Methods: Each model was prompted with 200 questions from the 2023 FIR and BIR exams, respectively. The analysis evaluated overall accuracy, official exam scoring, and predicted ranking. Subanalyses focused on multimodal image-based questions and clinical cases. Reproducibility was assessed by retesting all questions from both exams using the Cohen Kappa and McNemar tests.

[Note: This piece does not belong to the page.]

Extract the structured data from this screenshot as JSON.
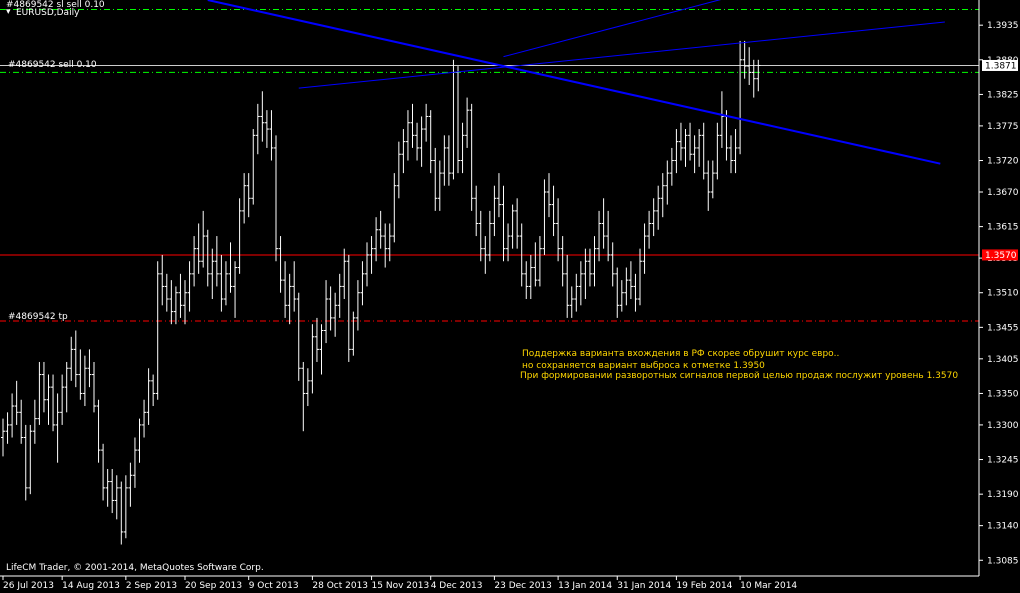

Results: After the first attempt, GPT-o1 achieved the highest accuracy (92% on FIR, 97.0% on BIR), securing top positions in both exams. GPT-4o performed exceptionally (87% on FIR, 97.5% on BIR), surpassing all human candidates on BIR and ranking third on FIR. GPT-4o Mini, while strong (80.5% on FIR, 93.0% on BIR), struggled with complex or image-reliant questions. The reproducibility analysis showed GPT-o1's tendency to correct previous mistakes on retesting, while GPT-4o and GPT-4o Mini more consistently repeated initial answers.
Conclusions: These models, particularly GPT-o1, outperformed human examinees, supporting AI integration in exam preparation and clinical training. However, limitations persist in multimodal understanding and specialized subdomains. Human oversight remains essential to ensure reliability in laboratory and clinical practice.